The pyramid scheme is a multi-layered business model that is unsustainable in the long term. In order for you to earn money, you will either invest into a scheme expecting a profit or buy a specified product that is likely to be overpriced and of little value.
Technically, victims of the scheme don’t ‘earn’ money, but receive incentives for recruiting new investors or sell products on to their friends and family. The new recruitees will have to go through the same process in order to make money for themselves. Each round of recruitees make up a new level in the pyramid which widens at each level. The money that the people from the lower levels invest, will move upwards to the people at the top. When there are no new recruitments, the pyramid scheme collapses and the people in the lower levels lose all of their money and will not be able to get anything back.
Scammers and fraudsters are highly skilled communicators. They use specific tactics to convince others to part with their money. The American psychologist Robert B. Cialdini has identified six important elements of persuasion.
Reciprocity: Humans feel obliged to return favours. If your friend invited you to her birthday party, you are likely to invite her to yours. Some fraudsters hold a seminar to attract new ‘investors’ or to sell products. For example, they may offer free food and drinks at the seminar. Even though it isn’t strictly a favour, we nevertheless feel obliged to agree to buy their product or invest our money.
Scarcity: Humans want to have ‘more’ of what they have ‘less’ of. In pyramid schemes it is all about value for money and unique products that only we, the consumer, can have. A scarce item could be a product that is advertised as ‘exclusive’ by the fraudsters, or the promise that the return on an investment is higher than the initial money put in.

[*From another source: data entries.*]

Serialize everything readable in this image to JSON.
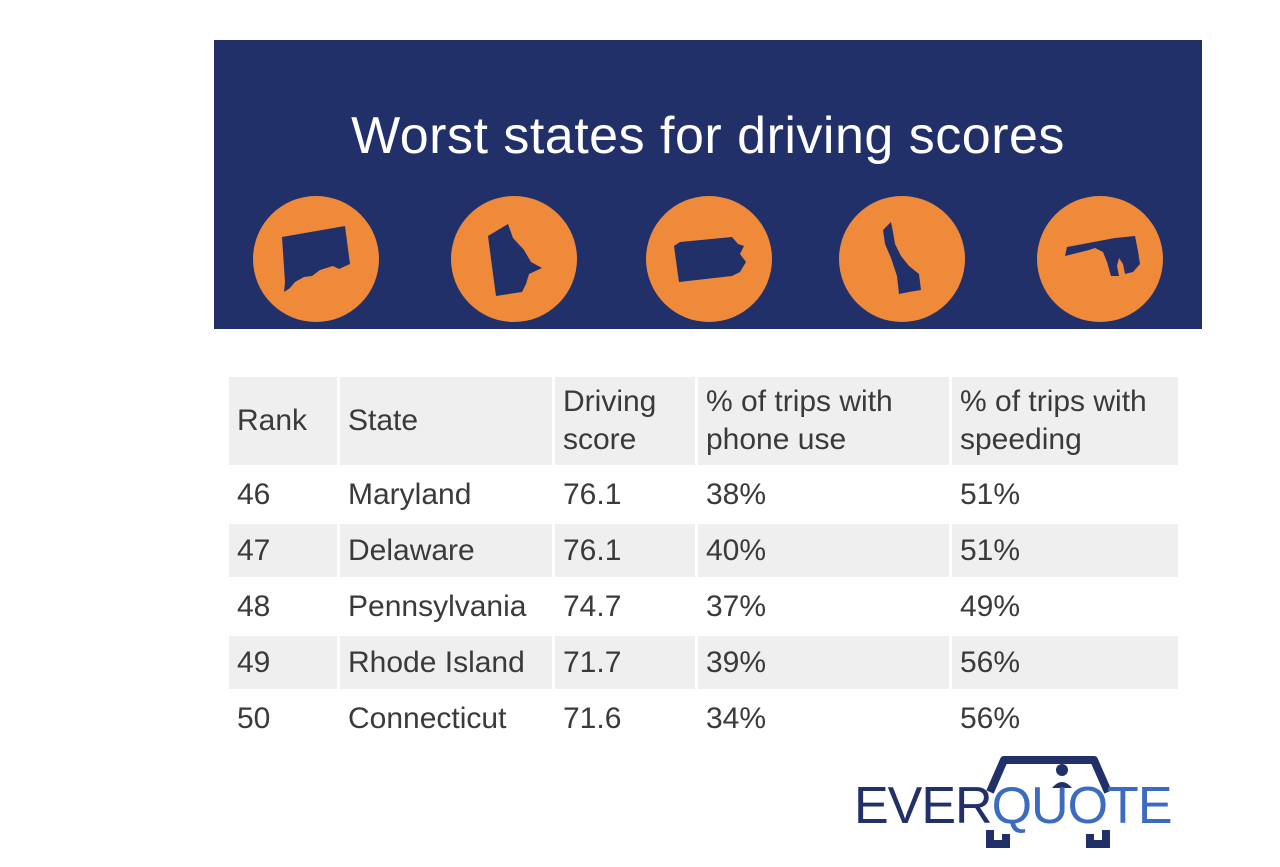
{
  "banner": {
    "title": "Worst states for driving scores",
    "icons": [
      "connecticut-map-icon",
      "rhode-island-map-icon",
      "pennsylvania-map-icon",
      "delaware-map-icon",
      "maryland-map-icon"
    ],
    "background_color": "#22306a",
    "circle_color": "#ee8a3a"
  },
  "chart_data": {
    "type": "table",
    "columns": [
      {
        "line1": "Rank",
        "line2": ""
      },
      {
        "line1": "State",
        "line2": ""
      },
      {
        "line1": "Driving",
        "line2": "score"
      },
      {
        "line1": "% of trips with",
        "line2": "phone use"
      },
      {
        "line1": "% of trips with",
        "line2": "speeding"
      }
    ],
    "rows": [
      [
        "46",
        "Maryland",
        "76.1",
        "38%",
        "51%"
      ],
      [
        "47",
        "Delaware",
        "76.1",
        "40%",
        "51%"
      ],
      [
        "48",
        "Pennsylvania",
        "74.7",
        "37%",
        "49%"
      ],
      [
        "49",
        "Rhode Island",
        "71.7",
        "39%",
        "56%"
      ],
      [
        "50",
        "Connecticut",
        "71.6",
        "34%",
        "56%"
      ]
    ]
  },
  "logo": {
    "part1": "EVER",
    "part2": "QUOTE",
    "colors": {
      "primary": "#22306a",
      "accent": "#3b6cc2"
    }
  }
}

Authority: Humans tend to trust experts. During seminars at which new victims are lured into the pyramid scheme, the fraudsters portray themselves as credible and knowledgeable. This can easily be done by providing fake credentials or having another person introduce us to the ‘expert’. Likewise, first-hand accounts of personal experiences is another powerful tool to make others believe they are sitting in front of an expert.
Consistency and commitment: Once we agree on a goal or an idea, be it written or spoken, it becomes part of our self-image. We tend to respect our self-image and make future commitments that are in line with it. This technique is even more powerful if the commitment was voluntary and active. In seminars, that could be as simple as making the participants repeat the same sentences over and over again.

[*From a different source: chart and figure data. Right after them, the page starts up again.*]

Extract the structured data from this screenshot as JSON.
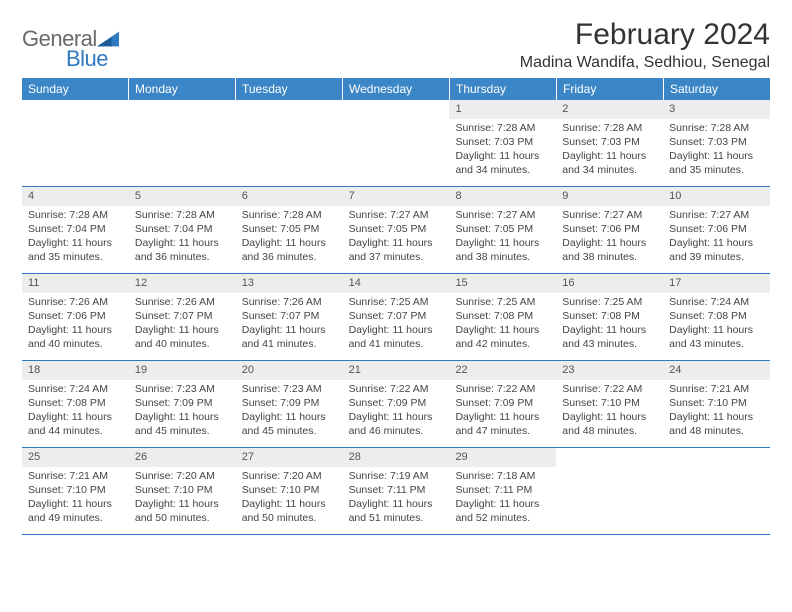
{
  "logo": {
    "text1": "General",
    "text2": "Blue"
  },
  "title": "February 2024",
  "location": "Madina Wandifa, Sedhiou, Senegal",
  "colors": {
    "header_bg": "#3b86c6",
    "header_text": "#ffffff",
    "daynum_bg": "#eceded",
    "week_divider": "#2f7ac0",
    "logo_gray": "#6a6a6a",
    "logo_blue": "#2f7ac0"
  },
  "day_headers": [
    "Sunday",
    "Monday",
    "Tuesday",
    "Wednesday",
    "Thursday",
    "Friday",
    "Saturday"
  ],
  "weeks": [
    [
      {
        "day": "",
        "lines": []
      },
      {
        "day": "",
        "lines": []
      },
      {
        "day": "",
        "lines": []
      },
      {
        "day": "",
        "lines": []
      },
      {
        "day": "1",
        "lines": [
          "Sunrise: 7:28 AM",
          "Sunset: 7:03 PM",
          "Daylight: 11 hours and 34 minutes."
        ]
      },
      {
        "day": "2",
        "lines": [
          "Sunrise: 7:28 AM",
          "Sunset: 7:03 PM",
          "Daylight: 11 hours and 34 minutes."
        ]
      },
      {
        "day": "3",
        "lines": [
          "Sunrise: 7:28 AM",
          "Sunset: 7:03 PM",
          "Daylight: 11 hours and 35 minutes."
        ]
      }
    ],
    [
      {
        "day": "4",
        "lines": [
          "Sunrise: 7:28 AM",
          "Sunset: 7:04 PM",
          "Daylight: 11 hours and 35 minutes."
        ]
      },
      {
        "day": "5",
        "lines": [
          "Sunrise: 7:28 AM",
          "Sunset: 7:04 PM",
          "Daylight: 11 hours and 36 minutes."
        ]
      },
      {
        "day": "6",
        "lines": [
          "Sunrise: 7:28 AM",
          "Sunset: 7:05 PM",
          "Daylight: 11 hours and 36 minutes."
        ]
      },
      {
        "day": "7",
        "lines": [
          "Sunrise: 7:27 AM",
          "Sunset: 7:05 PM",
          "Daylight: 11 hours and 37 minutes."
        ]
      },
      {
        "day": "8",
        "lines": [
          "Sunrise: 7:27 AM",
          "Sunset: 7:05 PM",
          "Daylight: 11 hours and 38 minutes."
        ]
      },
      {
        "day": "9",
        "lines": [
          "Sunrise: 7:27 AM",
          "Sunset: 7:06 PM",
          "Daylight: 11 hours and 38 minutes."
        ]
      },
      {
        "day": "10",
        "lines": [
          "Sunrise: 7:27 AM",
          "Sunset: 7:06 PM",
          "Daylight: 11 hours and 39 minutes."
        ]
      }
    ],
    [
      {
        "day": "11",
        "lines": [
          "Sunrise: 7:26 AM",
          "Sunset: 7:06 PM",
          "Daylight: 11 hours and 40 minutes."
        ]
      },
      {
        "day": "12",
        "lines": [
          "Sunrise: 7:26 AM",
          "Sunset: 7:07 PM",
          "Daylight: 11 hours and 40 minutes."
        ]
      },
      {
        "day": "13",
        "lines": [
          "Sunrise: 7:26 AM",
          "Sunset: 7:07 PM",
          "Daylight: 11 hours and 41 minutes."
        ]
      },
      {
        "day": "14",
        "lines": [
          "Sunrise: 7:25 AM",
          "Sunset: 7:07 PM",
          "Daylight: 11 hours and 41 minutes."
        ]
      },
      {
        "day": "15",
        "lines": [
          "Sunrise: 7:25 AM",
          "Sunset: 7:08 PM",
          "Daylight: 11 hours and 42 minutes."
        ]
      },
      {
        "day": "16",
        "lines": [
          "Sunrise: 7:25 AM",
          "Sunset: 7:08 PM",
          "Daylight: 11 hours and 43 minutes."
        ]
      },
      {
        "day": "17",
        "lines": [
          "Sunrise: 7:24 AM",
          "Sunset: 7:08 PM",
          "Daylight: 11 hours and 43 minutes."
        ]
      }
    ],
    [
      {
        "day": "18",
        "lines": [
          "Sunrise: 7:24 AM",
          "Sunset: 7:08 PM",
          "Daylight: 11 hours and 44 minutes."
        ]
      },
      {
        "day": "19",
        "lines": [
          "Sunrise: 7:23 AM",
          "Sunset: 7:09 PM",
          "Daylight: 11 hours and 45 minutes."
        ]
      },
      {
        "day": "20",
        "lines": [
          "Sunrise: 7:23 AM",
          "Sunset: 7:09 PM",
          "Daylight: 11 hours and 45 minutes."
        ]
      },
      {
        "day": "21",
        "lines": [
          "Sunrise: 7:22 AM",
          "Sunset: 7:09 PM",
          "Daylight: 11 hours and 46 minutes."
        ]
      },
      {
        "day": "22",
        "lines": [
          "Sunrise: 7:22 AM",
          "Sunset: 7:09 PM",
          "Daylight: 11 hours and 47 minutes."
        ]
      },
      {
        "day": "23",
        "lines": [
          "Sunrise: 7:22 AM",
          "Sunset: 7:10 PM",
          "Daylight: 11 hours and 48 minutes."
        ]
      },
      {
        "day": "24",
        "lines": [
          "Sunrise: 7:21 AM",
          "Sunset: 7:10 PM",
          "Daylight: 11 hours and 48 minutes."
        ]
      }
    ],
    [
      {
        "day": "25",
        "lines": [
          "Sunrise: 7:21 AM",
          "Sunset: 7:10 PM",
          "Daylight: 11 hours and 49 minutes."
        ]
      },
      {
        "day": "26",
        "lines": [
          "Sunrise: 7:20 AM",
          "Sunset: 7:10 PM",
          "Daylight: 11 hours and 50 minutes."
        ]
      },
      {
        "day": "27",
        "lines": [
          "Sunrise: 7:20 AM",
          "Sunset: 7:10 PM",
          "Daylight: 11 hours and 50 minutes."
        ]
      },
      {
        "day": "28",
        "lines": [
          "Sunrise: 7:19 AM",
          "Sunset: 7:11 PM",
          "Daylight: 11 hours and 51 minutes."
        ]
      },
      {
        "day": "29",
        "lines": [
          "Sunrise: 7:18 AM",
          "Sunset: 7:11 PM",
          "Daylight: 11 hours and 52 minutes."
        ]
      },
      {
        "day": "",
        "lines": []
      },
      {
        "day": "",
        "lines": []
      }
    ]
  ]
}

Liking: People are more likely to agree on something if they like the other person. The likeability is influenced by how similar their personalities are, by receiving genuine compliments from the other person and by working towards a common goal.
Consensus: We frequently compare our actions to those people around us, especially when we are insecure. Scam artists use this insecurity to pick on their victims. They will tell you about countless other people who have invested or bought the product and that they’ve made money. This leaves people not wanting to feel left out as the general consesus is one of participation.

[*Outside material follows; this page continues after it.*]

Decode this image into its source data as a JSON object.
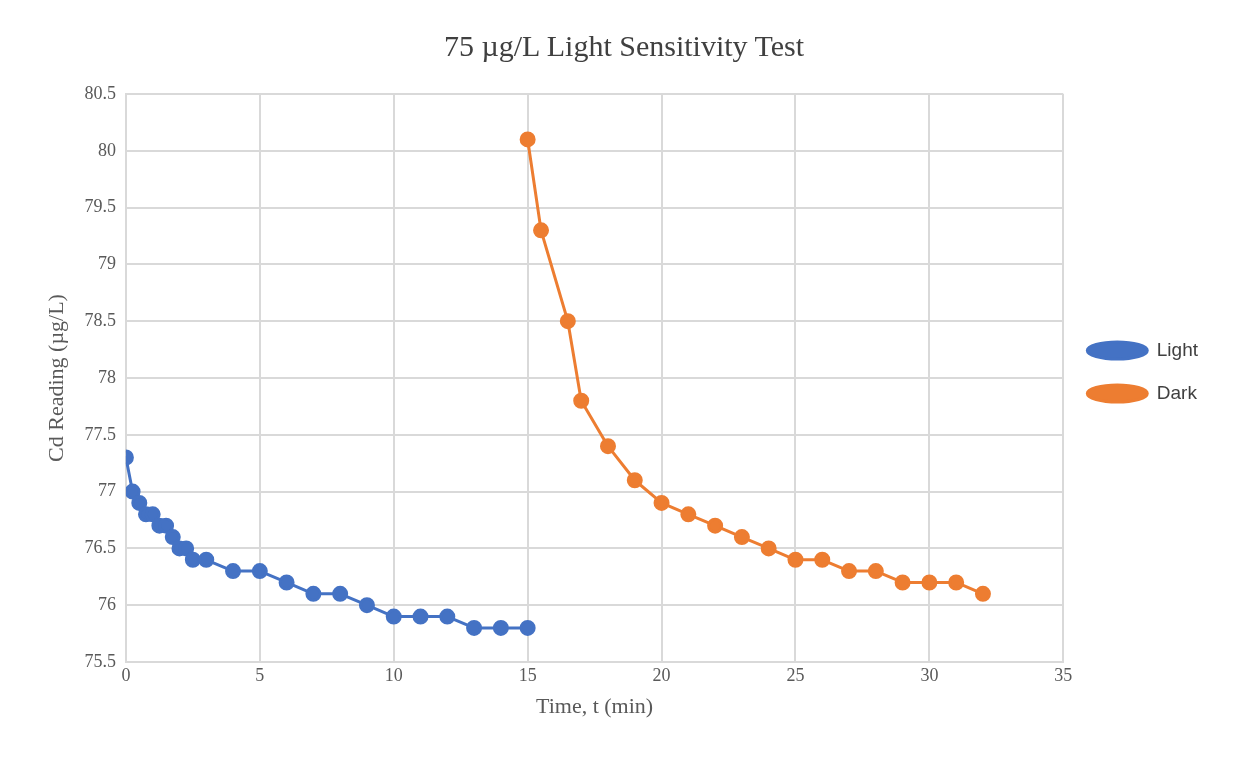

In the UK, pyramid schemes are illegal. It is therefore important to recognise the signs of the scheme to protect yourself. If you have been approached about a multi-level investment scheme that carries little to no risk and sounds too good to be true, then it probably is. Furthermore, if you are asked to pay a joining fee or an investment and to recruit your friends, family or neighbours, those are red flags to look out for.
However, the pyramid scheme is only one of many fraudulent operations.
There are things you can do if you become a victim of the pyramid scheme. You can make a report to ActionFraud. For more information on how to report the fraud go to www.actionfraud.police.uk/
Be aware that once you have been a fraud victim you are more likely to be targeted again. Fraudsters share your personal information with other scam artists and may approach you for a similar scheme. They may also use this information to find you and claim to be a lawyer or a police officer and help you get your money back.
Pyramid schemes are on the rise. Students are easy victims because they have limited funds available and want to make supposedly easy money on the side. If you are careful and watch out for the warning signs you can reduce the likelihood of becoming a fraud victim. Pyramid schemes are only one way fraudsters take your money. Anything that sounds to be too good to be true usually is.